Les plus jeunes y découvriront d’abord toute la puissance socialisatrice du milieu laïque dont les instituteurs et le SNI sont l’épicentre. En effet, pour une majorité d’instituteurs des trente glorieuses l’entrée dans le métier et l’entrée dans le syndicalisme, par le biais des Écoles normales, se confondent. Comme le résume Jacques Pommatau : « Être instit’, c’était en même temps être au SNI. Le SNI c’était notre maison, notre syndicat, presque notre parti politique ». Dans son cas, l’entrée dans ce milieu est particulièrement précoce. Petit-fils, neveu et fils d’instituteurs militants (son père a créé la MAIF dans l’Ain), on voit mal comment il aurait pu échapper à son destin1, même si, comme il l’avoue, il n’avait rien d’un bon élève. C’est ainsi parce qu’il est le fils de son père qu’il est coopté comme secrétaire de la section du SNI du canton de Belley à son arrivée dans l’Ain en 1957. La suite est affaire de travail et de mérites personnels. Cet « instituteur rural » franchit une à une les étapes du cursus honorum syndical : conseiller syndical (1962), secrétaire départemental (1965), il se retrouve membre du bureau national du SNI en 1969 et pour la première fois permanent. Jusqu’alors il n’avait cessé d’enseigner : « l’idée même de revendiquer une décharge syndicale n’existait pas », écrit-il. Même si le travail syndical était avant 68 de son aveu moins lourd, car concentré en fin d’année scolaire au moment de la gestion des mutations, il n’en était pas moins chronophage quand on habitait loin du chef-lieu du département comme c’était son cas.
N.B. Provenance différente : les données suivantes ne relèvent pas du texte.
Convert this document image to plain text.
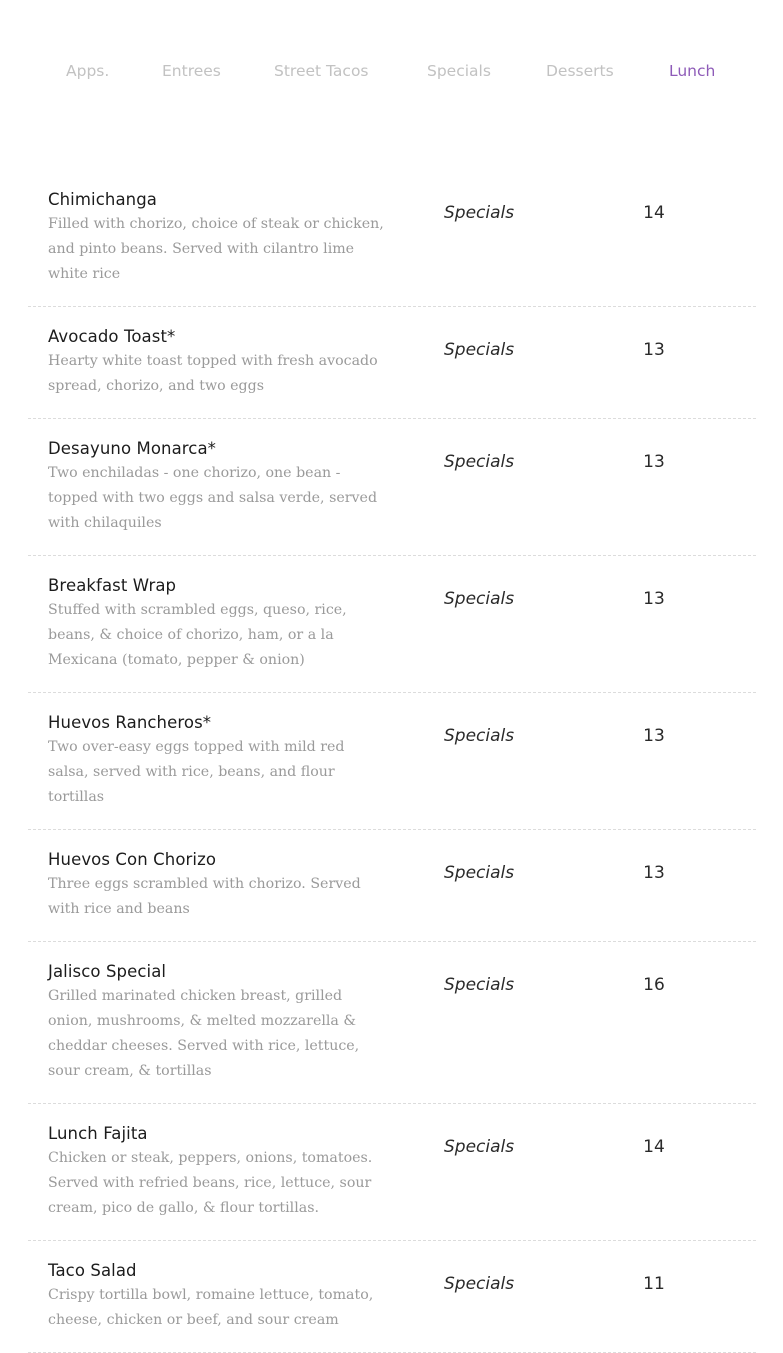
Apps.	Entrees	Street Tacos	Specials	Desserts	Lunch
Chimichanga
Filled with chorizo, choice of steak or chicken, and pinto beans. Served with cilantro lime white rice
Specials	14
Avocado Toast*
Hearty white toast topped with fresh avocado spread, chorizo, and two eggs
Specials	13
Desayuno Monarca*
Two enchiladas - one chorizo, one bean - topped with two eggs and salsa verde, served with chilaquiles
Specials	13
Breakfast Wrap
Stuffed with scrambled eggs, queso, rice, beans, & choice of chorizo, ham, or a la Mexicana (tomato, pepper & onion)
Specials	13
Huevos Rancheros*
Two over-easy eggs topped with mild red salsa, served with rice, beans, and flour tortillas
Specials	13
Huevos Con Chorizo
Three eggs scrambled with chorizo. Served with rice and beans
Specials	13
Jalisco Special
Grilled marinated chicken breast, grilled onion, mushrooms, & melted mozzarella & cheddar cheeses. Served with rice, lettuce, sour cream, & tortillas
Specials	16
Lunch Fajita
Chicken or steak, peppers, onions, tomatoes. Served with refried beans, rice, lettuce, sour cream, pico de gallo, & flour tortillas.
Specials	14
Taco Salad
Crispy tortilla bowl, romaine lettuce, tomato, cheese, chicken or beef, and sour cream
Specials	11
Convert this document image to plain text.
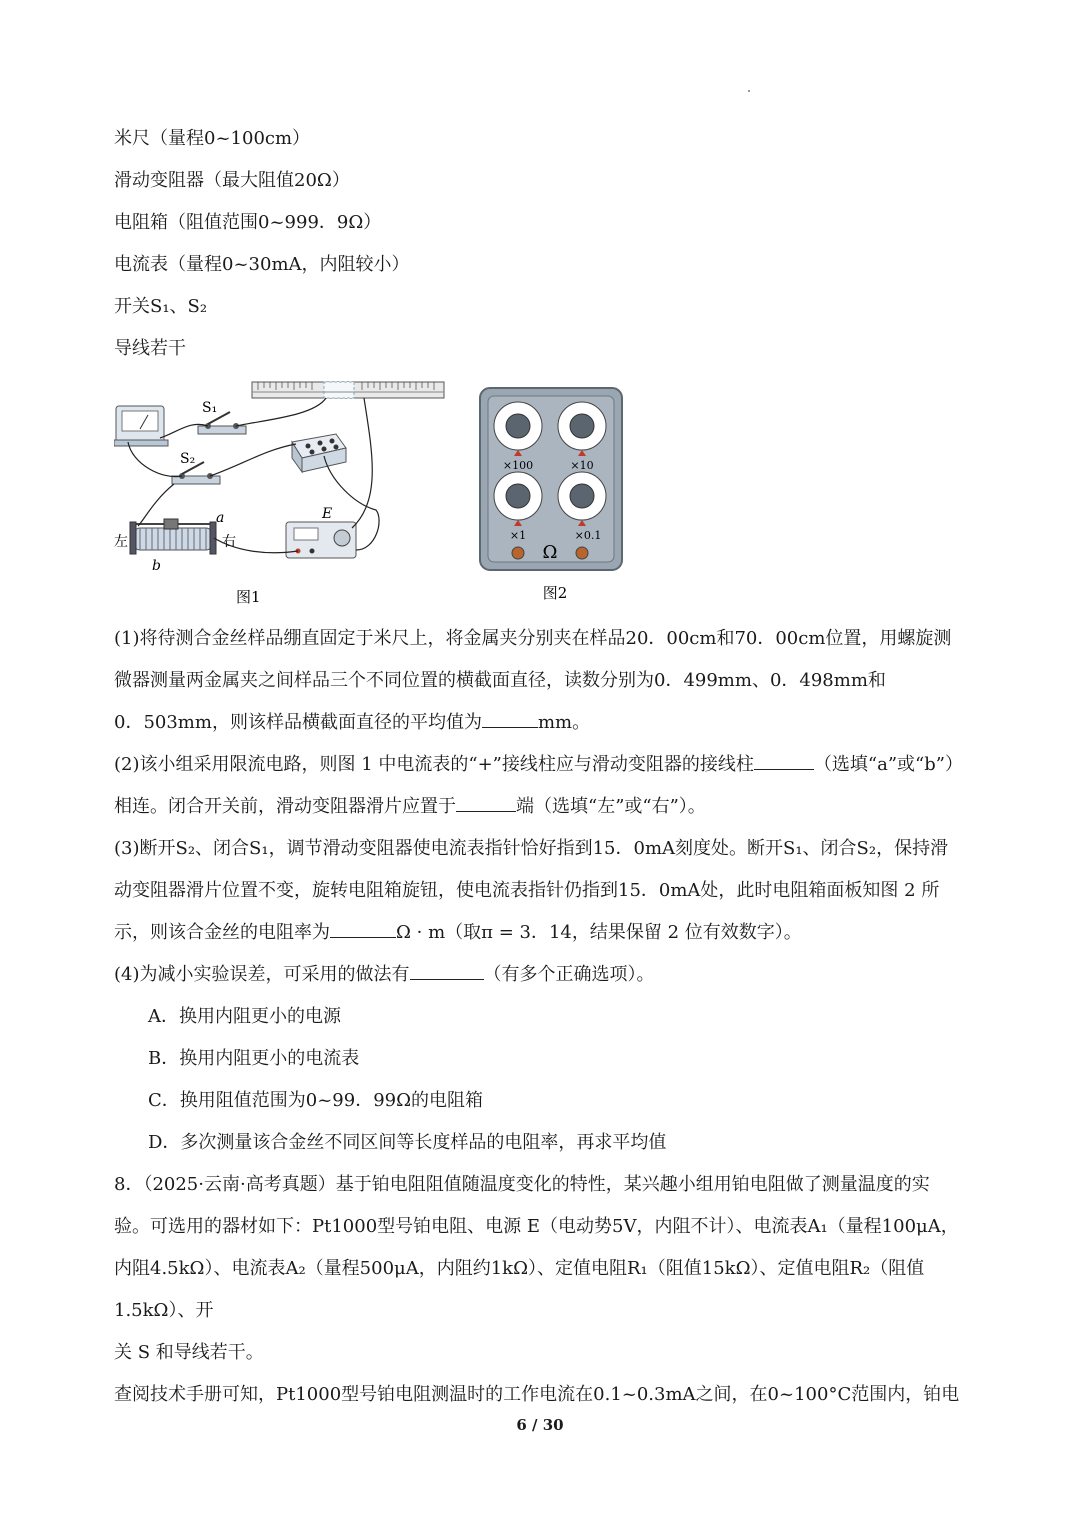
米尺（量程0~100cm）

滑动变阻器（最大阻值20Ω）

电阻箱（阻值范围0~999．9Ω）

电流表（量程0~30mA，内阻较小）

开关S₁、S₂

导线若干

S₁
S₂
a
b
左	右
E
图1
×100	×10
×1	×0.1
Ω
图2

(1)将待测合金丝样品绷直固定于米尺上，将金属夹分别夹在样品20．00cm和70．00cm位置，用螺旋测

微器测量两金属夹之间样品三个不同位置的横截面直径，读数分别为0．499mm、0．498mm和

0．503mm，则该样品横截面直径的平均值为	mm。

(2)该小组采用限流电路，则图 1 中电流表的“+”接线柱应与滑动变阻器的接线柱	（选填“a”或“b”）

相连。闭合开关前，滑动变阻器滑片应置于	端（选填“左”或“右”）。

(3)断开S₂、闭合S₁，调节滑动变阻器使电流表指针恰好指到15．0mA刻度处。断开S₁、闭合S₂，保持滑

动变阻器滑片位置不变，旋转电阻箱旋钮，使电流表指针仍指到15．0mA处，此时电阻箱面板知图 2 所

示，则该合金丝的电阻率为	Ω · m（取π = 3．14，结果保留 2 位有效数字）。

(4)为减小实验误差，可采用的做法有	（有多个正确选项）。

A．换用内阻更小的电源

B．换用内阻更小的电流表

C．换用阻值范围为0~99．99Ω的电阻箱

D．多次测量该合金丝不同区间等长度样品的电阻率，再求平均值

8．（2025·云南·高考真题）基于铂电阻阻值随温度变化的特性，某兴趣小组用铂电阻做了测量温度的实

验。可选用的器材如下：Pt1000型号铂电阻、电源 E（电动势5V，内阻不计）、电流表A₁（量程100μA，

内阻4.5kΩ）、电流表A₂（量程500μA，内阻约1kΩ）、定值电阻R₁（阻值15kΩ）、定值电阻R₂（阻值1.5kΩ）、开

关 S 和导线若干。

查阅技术手册可知，Pt1000型号铂电阻测温时的工作电流在0.1~0.3mA之间，在0~100°C范围内，铂电

6 / 30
La « montée à Paris » coïncide avec un changement de génération dirigeante à la tête du SNI mais aussi avec une montée en puissance du rôle de la FEN, source de bien des tensions, le tout dans un contexte de rivalités accrues entre le SNI-PEGC et le SNES passé sous le contrôle des militants communistes de la tendance Unité et Action. Le témoignage de Jacques Pommatau apporte un éclairage sur cette période cruciale de l’histoire politique et syndicale que sont les années 1970. On comprend mieux à le lire que le déclin relatif du SNI-PECG, qui conduira in fine à l’éclatement de la FEN, résulte de la combinaison de facteurs sociologiques (l’augmentation du nombre des enseignants du secondaire, mais aussi de la part des instituteurs recrutés en dehors des Écoles normales), institutionnels (renforcement du rôle de la FEN comme interlocuteur de l’État dans les négociations dans la fonction publique à partir de 1968 prélude à l’obtention du label d’organisation représentative en 1976, lequel s’accompagne de la dotation de postes de permanents au titre de la formation) et politiques (les rivalités entre socialistes et communistes), même si on peut regretter que Jacques Pommatau soit peu disert sur ce dernier point.

Nommé secrétaire général de la FEN en 1981, en partie parce qu’il s’occupait des questions statutaires au sein du SNI, Jacques Pommatau s’efforce alors tant bien que mal de gérer toutes les tensions qui traversent le monde enseignant et le milieu laïque dans un contexte radicalement nouveau où beaucoup de ceux qui gouvernent l’État sont des camarades de combat desquels on attend beaucoup : la revalorisation de la condition des instituteurs mais surtout le changement de statut de l’enseignement privé. Le livre confirme la proximité et la fréquence des échanges tant avec Pierre Mauroy qu’avec François Mitterrand, mais aussi les hésitations de ce dernier à l’égard du dossier laïque : « Je l’ai toujours senti hésitant sur ce problème, non profondément convaincu du bien-fondé de nos perspectives de service public unifié » affirme Jacques Pommatau, qui n’est pas loin de considérer que François Mitterrand a joué la montre et laissé s’enliser ce dossier en le confiant à un ministre duquel il n’était pas proche. Près de trente ans plus tard, sa déception reste vive, tout comme est grande son amertume devant la façon dont, entre 1988 et 1991, Lionel Jospin a renoncé à créer un nouveau corps de professeurs de collège, précipitant l’éclatement de la FEN. Au total, c’est donc plutôt un regard désabusé que porte Jacques Pommatau sur ce qu’est devenu son syndicat et sa fédération, et on le serait à moins.

Frédéric Sawicki
(1) Avec sa femme, institutrice également, ils transmettront d’ailleurs eux-mêmes le flambeau à leurs deux enfants.